Франчишка Игнатьевна умолкла и задумалась.

Прошел еще один напряженный и тревожный день. Осип Петрович ходил хмурый и все время, как солдат на посту, дежурил в сенцах, чтобы на случай появления начальства или немцев подать сигнал. Никогда еще на Франчишку Игнатьевну не сваливалось столько забот. Сегодня утром она не нашла на своем месте Чубарова. Еще вчера он поблагодарил заботливую старуху, сказал, что ему стало лучше, попросил буханку хлеба. По всему было видно, он собирался уходить, но прямо об этом не сообщил. Сегодня Франчишка Игнатьевна не утерпела, налила утром крынку молока, захватила вареной картошки и побежала на берег канала. В кустах было тихо. На свежепримятой траве валялись вата, обрывки бинтов да рваные, мокрые от росы газеты, в которых она приносила еду Чубарову. Всплакнув втихомолку, Франчишка вернулась домой и зашла в клетушку. Надо было на что-то решиться. Рано или поздно история с Олей и с Александрой Григорьевной может выплыть наружу и закончиться печально.
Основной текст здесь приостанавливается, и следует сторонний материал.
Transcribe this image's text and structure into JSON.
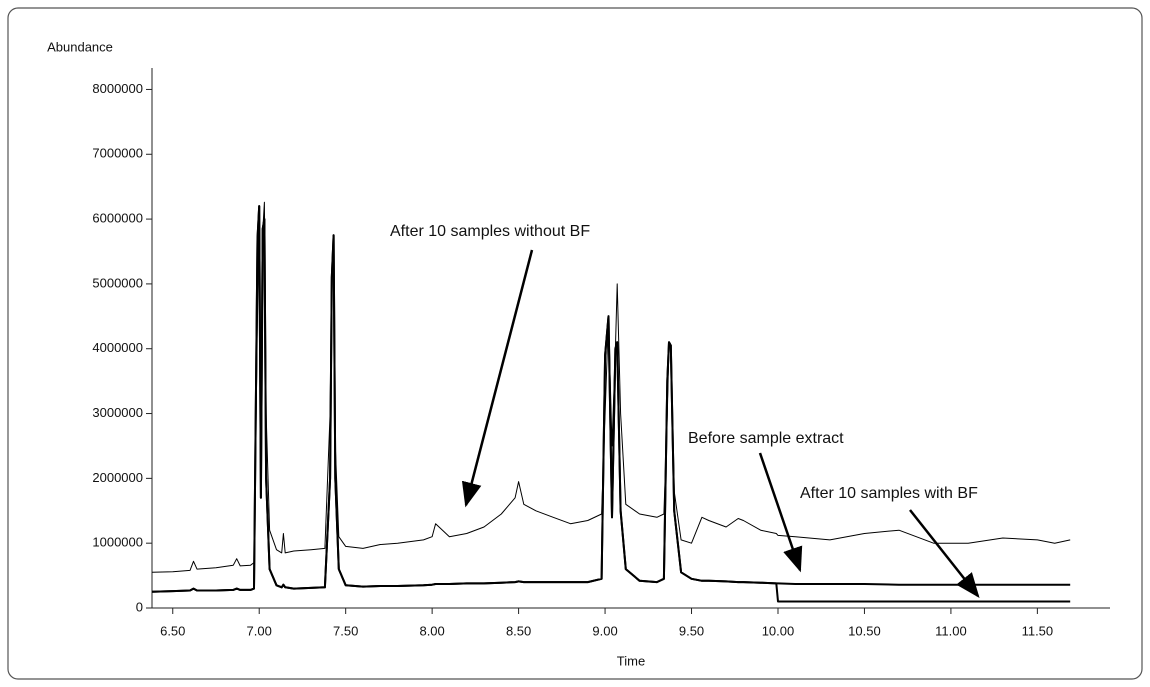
{
  "chart_data": {
    "type": "line",
    "x_label": "Time",
    "y_label": "Abundance",
    "xlim": [
      6.38,
      11.92
    ],
    "ylim": [
      0,
      8300000
    ],
    "xticks": [
      {
        "value": 6.5,
        "label": "6.50"
      },
      {
        "value": 7,
        "label": "7.00"
      },
      {
        "value": 7.5,
        "label": "7.50"
      },
      {
        "value": 8,
        "label": "8.00"
      },
      {
        "value": 8.5,
        "label": "8.50"
      },
      {
        "value": 9,
        "label": "9.00"
      },
      {
        "value": 9.5,
        "label": "9.50"
      },
      {
        "value": 10,
        "label": "10.00"
      },
      {
        "value": 10.5,
        "label": "10.50"
      },
      {
        "value": 11,
        "label": "11.00"
      },
      {
        "value": 11.5,
        "label": "11.50"
      }
    ],
    "yticks": [
      0,
      1000000,
      2000000,
      3000000,
      4000000,
      5000000,
      6000000,
      7000000,
      8000000
    ],
    "x": [
      6.38,
      6.5,
      6.6,
      6.62,
      6.64,
      6.75,
      6.85,
      6.87,
      6.89,
      6.95,
      6.97,
      6.99,
      7.0,
      7.01,
      7.02,
      7.03,
      7.04,
      7.06,
      7.1,
      7.13,
      7.14,
      7.15,
      7.2,
      7.3,
      7.38,
      7.41,
      7.42,
      7.43,
      7.44,
      7.46,
      7.5,
      7.6,
      7.7,
      7.8,
      7.95,
      8.0,
      8.02,
      8.1,
      8.2,
      8.3,
      8.4,
      8.48,
      8.5,
      8.53,
      8.6,
      8.7,
      8.8,
      8.9,
      8.98,
      9.0,
      9.02,
      9.04,
      9.06,
      9.07,
      9.09,
      9.12,
      9.2,
      9.3,
      9.34,
      9.36,
      9.37,
      9.38,
      9.4,
      9.44,
      9.5,
      9.56,
      9.6,
      9.7,
      9.77,
      9.8,
      9.9,
      9.99,
      10.0,
      10.1,
      10.3,
      10.5,
      10.7,
      10.8,
      10.9,
      11.1,
      11.3,
      11.5,
      11.6,
      11.69
    ],
    "series": [
      {
        "name": "After 10 samples without BF",
        "color": "#000000",
        "values": [
          550000,
          560000,
          580000,
          720000,
          600000,
          620000,
          660000,
          760000,
          650000,
          660000,
          700000,
          4500000,
          6200000,
          2000000,
          5800000,
          6260000,
          3000000,
          1200000,
          900000,
          850000,
          1150000,
          850000,
          880000,
          900000,
          920000,
          3000000,
          5100000,
          5750000,
          2500000,
          1100000,
          950000,
          920000,
          980000,
          1000000,
          1050000,
          1100000,
          1300000,
          1100000,
          1150000,
          1250000,
          1450000,
          1700000,
          1950000,
          1600000,
          1500000,
          1400000,
          1300000,
          1350000,
          1450000,
          3000000,
          4500000,
          2500000,
          4000000,
          5000000,
          3000000,
          1600000,
          1450000,
          1400000,
          1450000,
          3000000,
          4100000,
          4000000,
          1800000,
          1050000,
          1000000,
          1400000,
          1350000,
          1250000,
          1380000,
          1350000,
          1200000,
          1150000,
          1120000,
          1100000,
          1050000,
          1150000,
          1200000,
          1100000,
          1000000,
          1000000,
          1080000,
          1050000,
          1000000,
          1050000
        ]
      },
      {
        "name": "Before sample extract",
        "color": "#000000",
        "values": [
          250000,
          260000,
          270000,
          300000,
          270000,
          270000,
          280000,
          300000,
          280000,
          280000,
          300000,
          5700000,
          6200000,
          1700000,
          5850000,
          6000000,
          2000000,
          600000,
          350000,
          320000,
          360000,
          320000,
          300000,
          310000,
          320000,
          2000000,
          5100000,
          5750000,
          2000000,
          600000,
          350000,
          330000,
          340000,
          340000,
          350000,
          360000,
          370000,
          370000,
          380000,
          380000,
          390000,
          400000,
          410000,
          400000,
          400000,
          400000,
          400000,
          400000,
          450000,
          3900000,
          4500000,
          1400000,
          4000000,
          4100000,
          1500000,
          600000,
          420000,
          400000,
          450000,
          3500000,
          4100000,
          4050000,
          1500000,
          550000,
          450000,
          420000,
          420000,
          410000,
          400000,
          400000,
          390000,
          380000,
          380000,
          370000,
          370000,
          370000,
          360000,
          360000,
          360000,
          360000,
          360000,
          360000,
          360000,
          360000
        ]
      },
      {
        "name": "After 10 samples with BF",
        "color": "#000000",
        "values": [
          250000,
          260000,
          270000,
          300000,
          270000,
          270000,
          280000,
          300000,
          280000,
          280000,
          300000,
          5700000,
          6200000,
          1700000,
          5850000,
          6000000,
          2000000,
          600000,
          350000,
          320000,
          360000,
          320000,
          300000,
          310000,
          320000,
          2000000,
          5100000,
          5750000,
          2000000,
          600000,
          350000,
          330000,
          340000,
          340000,
          350000,
          360000,
          370000,
          370000,
          380000,
          380000,
          390000,
          400000,
          410000,
          400000,
          400000,
          400000,
          400000,
          400000,
          450000,
          3900000,
          4500000,
          1400000,
          4000000,
          4100000,
          1500000,
          600000,
          420000,
          400000,
          450000,
          3500000,
          4100000,
          4050000,
          1500000,
          550000,
          450000,
          420000,
          420000,
          410000,
          400000,
          400000,
          390000,
          380000,
          100000,
          100000,
          100000,
          100000,
          100000,
          100000,
          100000,
          100000,
          100000,
          100000,
          100000,
          100000
        ]
      }
    ]
  }
}
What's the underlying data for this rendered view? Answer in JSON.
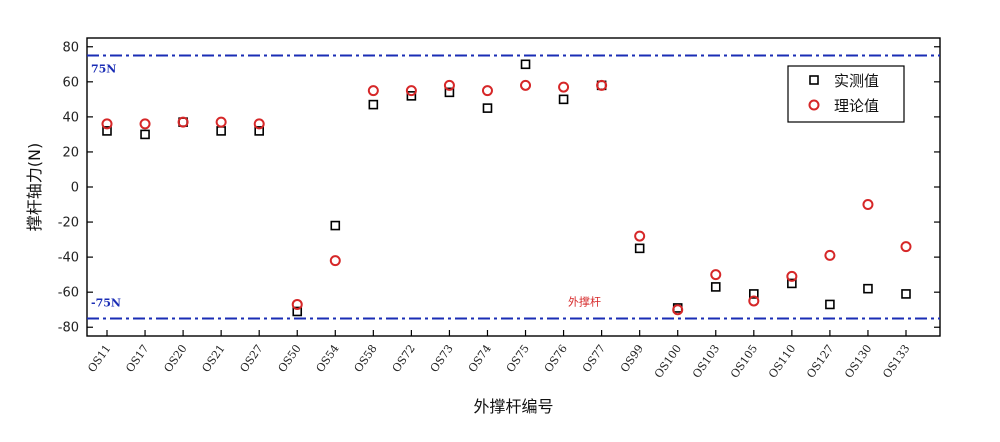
{
  "chart_data": {
    "type": "scatter",
    "xlabel": "外撑杆编号",
    "ylabel": "撑杆轴力(N)",
    "ylim": [
      -85,
      85
    ],
    "yticks": [
      -80,
      -60,
      -40,
      -20,
      0,
      20,
      40,
      60,
      80
    ],
    "categories": [
      "OS11",
      "OS17",
      "OS20",
      "OS21",
      "OS27",
      "OS50",
      "OS54",
      "OS58",
      "OS72",
      "OS73",
      "OS74",
      "OS75",
      "OS76",
      "OS77",
      "OS99",
      "OS100",
      "OS103",
      "OS105",
      "OS110",
      "OS127",
      "OS130",
      "OS133"
    ],
    "series": [
      {
        "name": "实测值",
        "marker": "square",
        "color": "#000000",
        "values": [
          32,
          30,
          37,
          32,
          32,
          -71,
          -22,
          47,
          52,
          54,
          45,
          70,
          50,
          58,
          -35,
          -69,
          -57,
          -61,
          -55,
          -67,
          -58,
          -61
        ]
      },
      {
        "name": "理论值",
        "marker": "circle",
        "color": "#d62728",
        "values": [
          36,
          36,
          37,
          37,
          36,
          -67,
          -42,
          55,
          55,
          58,
          55,
          58,
          57,
          58,
          -28,
          -70,
          -50,
          -65,
          -51,
          -39,
          -10,
          -34
        ]
      }
    ],
    "reference_lines": [
      {
        "value": 75,
        "label": "75N",
        "color": "#1a2db5"
      },
      {
        "value": -75,
        "label": "-75N",
        "color": "#1a2db5"
      }
    ],
    "annotations": [
      "外撑杆"
    ],
    "legend_position": "top-right",
    "grid": false
  }
}
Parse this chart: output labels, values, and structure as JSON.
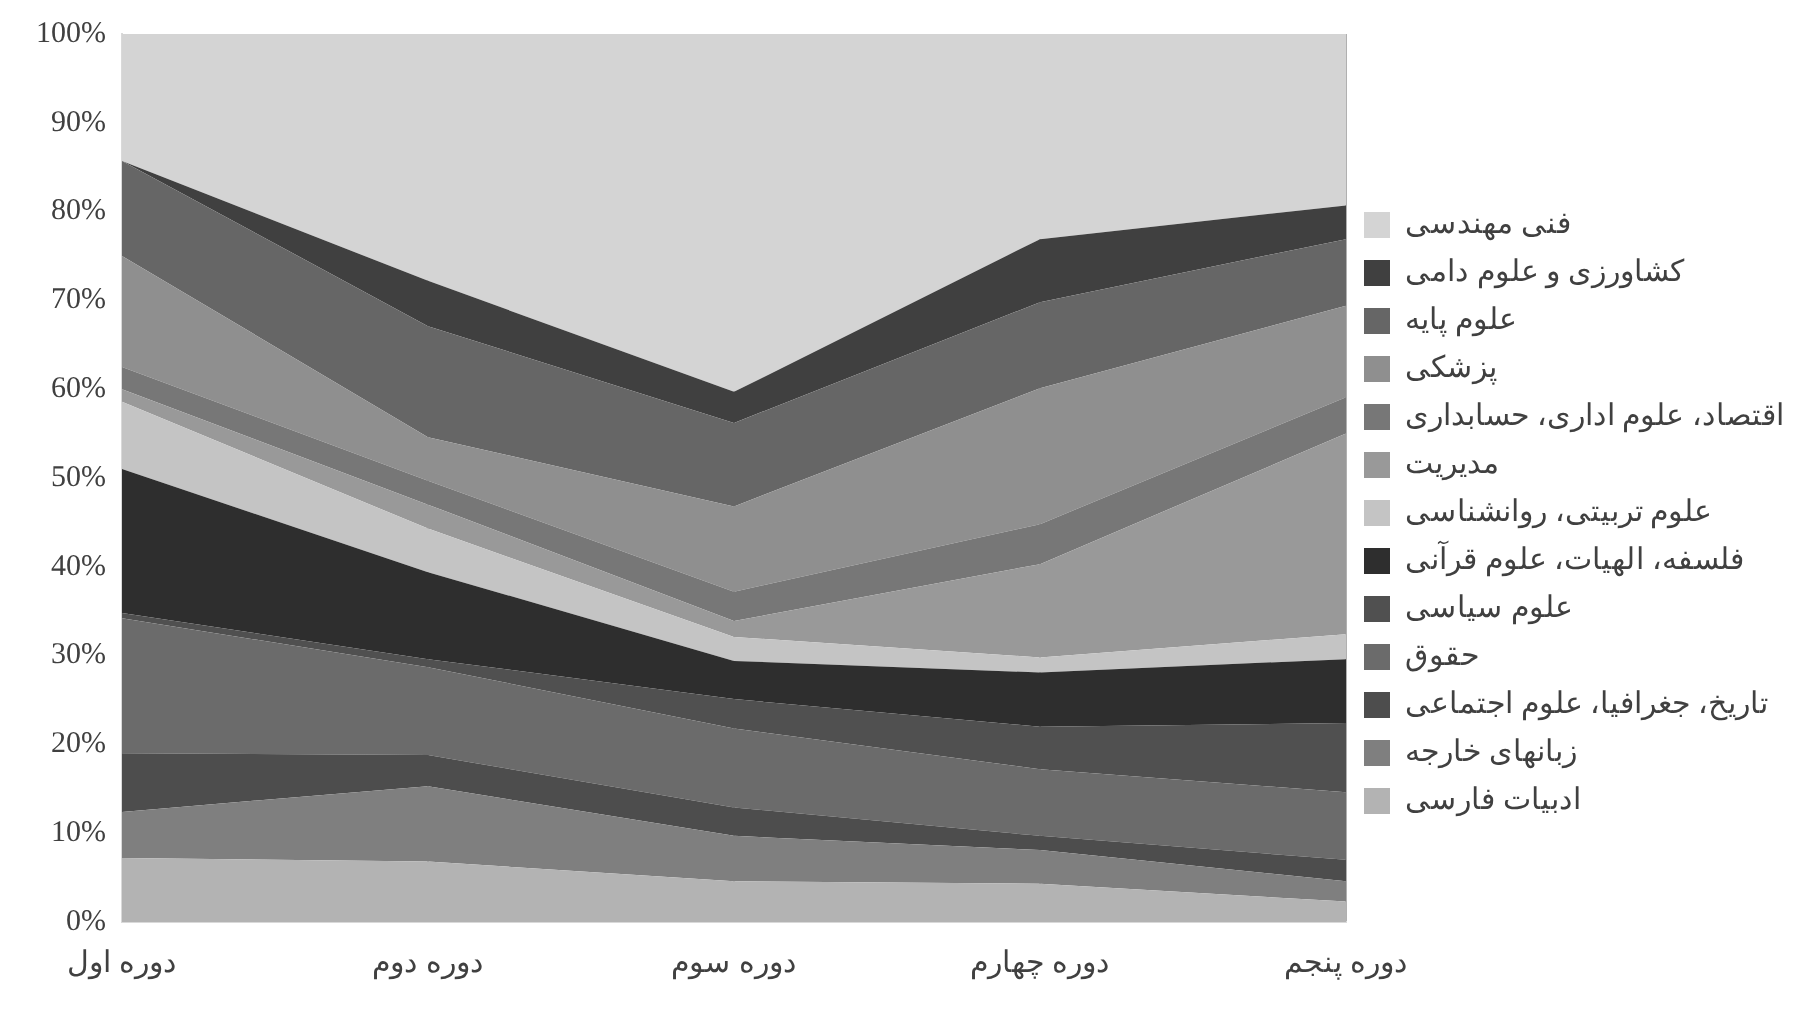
{
  "chart_data": {
    "type": "area",
    "stacked": true,
    "categories": [
      "دوره اول",
      "دوره دوم",
      "دوره سوم",
      "دوره چهارم",
      "دوره پنجم"
    ],
    "ylim": [
      0,
      100
    ],
    "yticks": [
      {
        "value": 0,
        "label": "0%"
      },
      {
        "value": 10,
        "label": "10%"
      },
      {
        "value": 20,
        "label": "20%"
      },
      {
        "value": 30,
        "label": "30%"
      },
      {
        "value": 40,
        "label": "40%"
      },
      {
        "value": 50,
        "label": "50%"
      },
      {
        "value": 60,
        "label": "60%"
      },
      {
        "value": 70,
        "label": "70%"
      },
      {
        "value": 80,
        "label": "80%"
      },
      {
        "value": 90,
        "label": "90%"
      },
      {
        "value": 100,
        "label": "100%"
      }
    ],
    "grid": "x",
    "legend": "right",
    "series": [
      {
        "name": "ادبیات فارسی",
        "color": "#b3b3b3",
        "values": [
          7.2,
          6.8,
          4.6,
          4.3,
          2.3
        ]
      },
      {
        "name": "زبانهای خارجه",
        "color": "#7f7f7f",
        "values": [
          5.2,
          8.5,
          5.1,
          3.8,
          2.3
        ]
      },
      {
        "name": "تاریخ، جغرافیا، علوم اجتماعی",
        "color": "#4d4d4d",
        "values": [
          6.6,
          3.5,
          3.2,
          1.6,
          2.4
        ]
      },
      {
        "name": "حقوق",
        "color": "#6b6b6b",
        "values": [
          15.2,
          9.9,
          8.9,
          7.5,
          7.6
        ]
      },
      {
        "name": "علوم سیاسی",
        "color": "#505050",
        "values": [
          0.6,
          0.9,
          3.3,
          4.8,
          7.8
        ]
      },
      {
        "name": "فلسفه، الهیات، علوم قرآنی",
        "color": "#2e2e2e",
        "values": [
          16.2,
          9.8,
          4.3,
          6.1,
          7.2
        ]
      },
      {
        "name": "علوم تربیتی، روانشناسی",
        "color": "#c4c4c4",
        "values": [
          7.6,
          4.9,
          2.7,
          1.7,
          2.8
        ]
      },
      {
        "name": "مدیریت",
        "color": "#999999",
        "values": [
          1.4,
          2.7,
          1.8,
          10.5,
          22.6
        ]
      },
      {
        "name": "اقتصاد، علوم اداری، حسابداری",
        "color": "#777777",
        "values": [
          2.5,
          2.7,
          3.3,
          4.5,
          4.1
        ]
      },
      {
        "name": "پزشکی",
        "color": "#8f8f8f",
        "values": [
          12.5,
          4.9,
          9.6,
          15.3,
          10.3
        ]
      },
      {
        "name": "علوم پایه",
        "color": "#666666",
        "values": [
          10.7,
          12.5,
          9.4,
          9.7,
          7.5
        ]
      },
      {
        "name": "کشاورزی و علوم دامی",
        "color": "#404040",
        "values": [
          0,
          5.1,
          3.5,
          7.1,
          3.8
        ]
      },
      {
        "name": "فنی مهندسی",
        "color": "#d4d4d4",
        "values": [
          14.3,
          27.8,
          40.3,
          23.1,
          19.3
        ]
      }
    ]
  }
}
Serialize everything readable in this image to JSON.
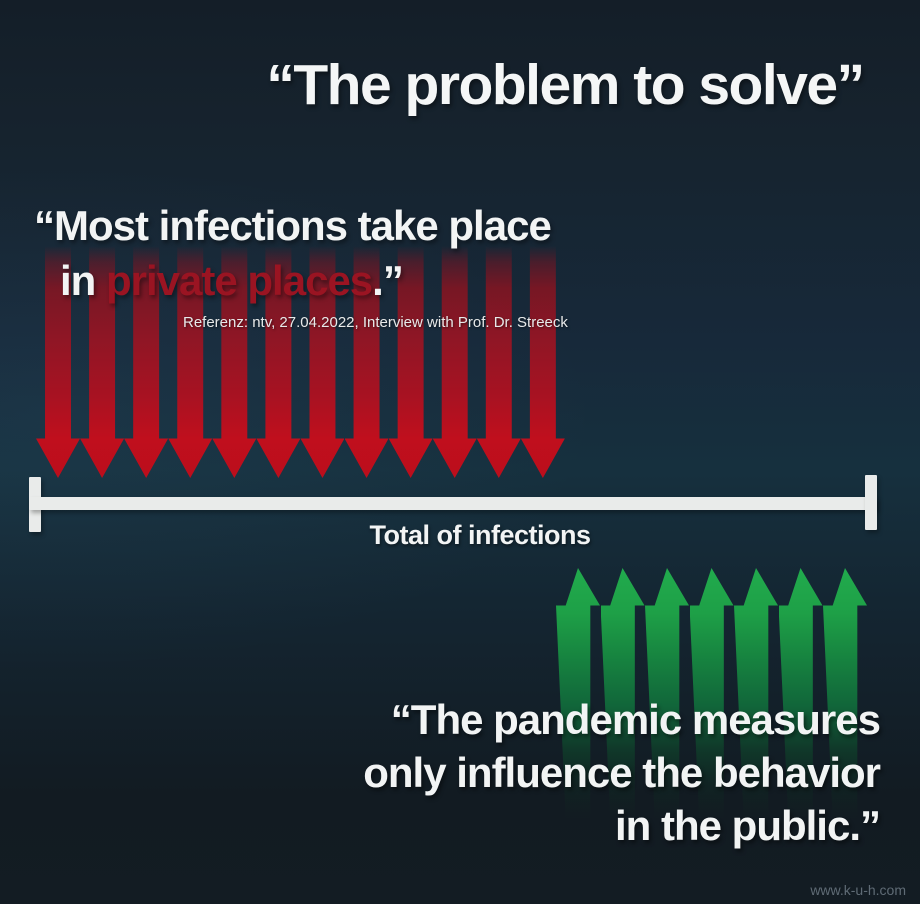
{
  "title": "“The problem to solve”",
  "quote_private": {
    "line1": "“Most infections take place",
    "line2_prefix": "in ",
    "line2_highlight": "private places",
    "line2_suffix": ".”"
  },
  "reference": "Referenz: ntv, 27.04.2022, Interview with Prof. Dr. Streeck",
  "axis_label": "Total of infections",
  "quote_public": {
    "line1": "“The pandemic measures",
    "line2": "only influence the behavior",
    "line3": "in the public.”"
  },
  "watermark": "www.k-u-h.com",
  "red_arrows": {
    "count": 12,
    "direction": "down",
    "color": "#c00f1d"
  },
  "green_arrows": {
    "count": 7,
    "direction": "up",
    "color": "#1fa94c"
  },
  "colors": {
    "highlight_red_text": "#9a1422",
    "bar": "#e9ebea",
    "background_top": "#16222d",
    "background_mid": "#16303e",
    "background_bottom": "#121b22"
  }
}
- Вот что, Александра Григорьевна, - после тяжкого раздумья заговорила Франчишка Игнатьевна, - мы посоветовались с Осипом Петровичем и загадали таку думку, что тебе нужно отсюда уходить.

- А я, тетя Франчишка? - подняв голову, беспокойно поблескивая глазенками, спросила Оля.

- О тебе, дочка, другая будет песня.

- Я, Франчишка Игнатьевна, понимаю, все понимаю, - с дрожью в голосе прошептала Александра Григорьевна, совершенно не представляя себе, куда она пойдет.

- Да не расстраивайте вы меня! - едва сдерживая слезы, выкрикнула Франчишка Игнатьевна, никак не желая показать своей слабости. - Нельзя ждать, когда полицаи придут. Ну, нехай, допустим, что не придут полицаи... Как мы будем жить, чем кормиться? Хай так, прожили бы как-нибудь! Но жить нам все равно не дадут. Сегодня германцу требуется молоко да сметана, а завтра наши руки да головы. Эти паны спокойно жить не дадут, а заставят на себя батрачить. Осип их знает. Сколько он шею гнул в Восточной Пруссии! А ты пойдешь батрачить на фашистов? Нет? Правильно. Но жить как-то нужно. Вот что мы придумали с Осипом. В Перстуни, недалечко отсюда, у меня знакомая живет. Сама она больна, а хозяйство имеет, корову, и курята там, и гусята да детей куча. Ей нужен хороший человек. Пока там поживешь, присмотришься, будешь ее племянницей числиться, а там, глядишь, и наши вернутся...

- Тетя... Франчишка! - хватая ее за руку, крикнула Александра Григорьевна.

- О том, что они вернутся, - это такая же правда, як тебя вот здесь я вижу. Эти хвостодеры не удержатся. Людишки избалованные, сразу начали яблоньки рубить, свиней резать да за бабьи юбки чепляться. Гитлера ихнего я в кино видела, он ногой дрыгает, як ощипанный гусак. А советские люди это не такой народ, чтобы Гитлеру покориться! Они еще тряхнут фашистов, да так тряхнут, перья посыпятся!.. Вот так думает Франчишка Августинович, и не одна она так думает. Собирайся, значит, до Станиславы Дворак. Она добрая. Ты только помоги ей, услужи, полюбит тебя, як дочь родную.

- Но я ведь не знаю, где эта Перстунь и как туда попасть.

- А ты помолчи, когда я говорю... У меня одна голова, и та сейчас колесом крутится! Мне самой известно, что ты не найдешь, где живет моя знакомая. Сначала я одна к ней схожу, потом тебя сведу. Надо разузнать все. Про ее мужа Ефима тоже.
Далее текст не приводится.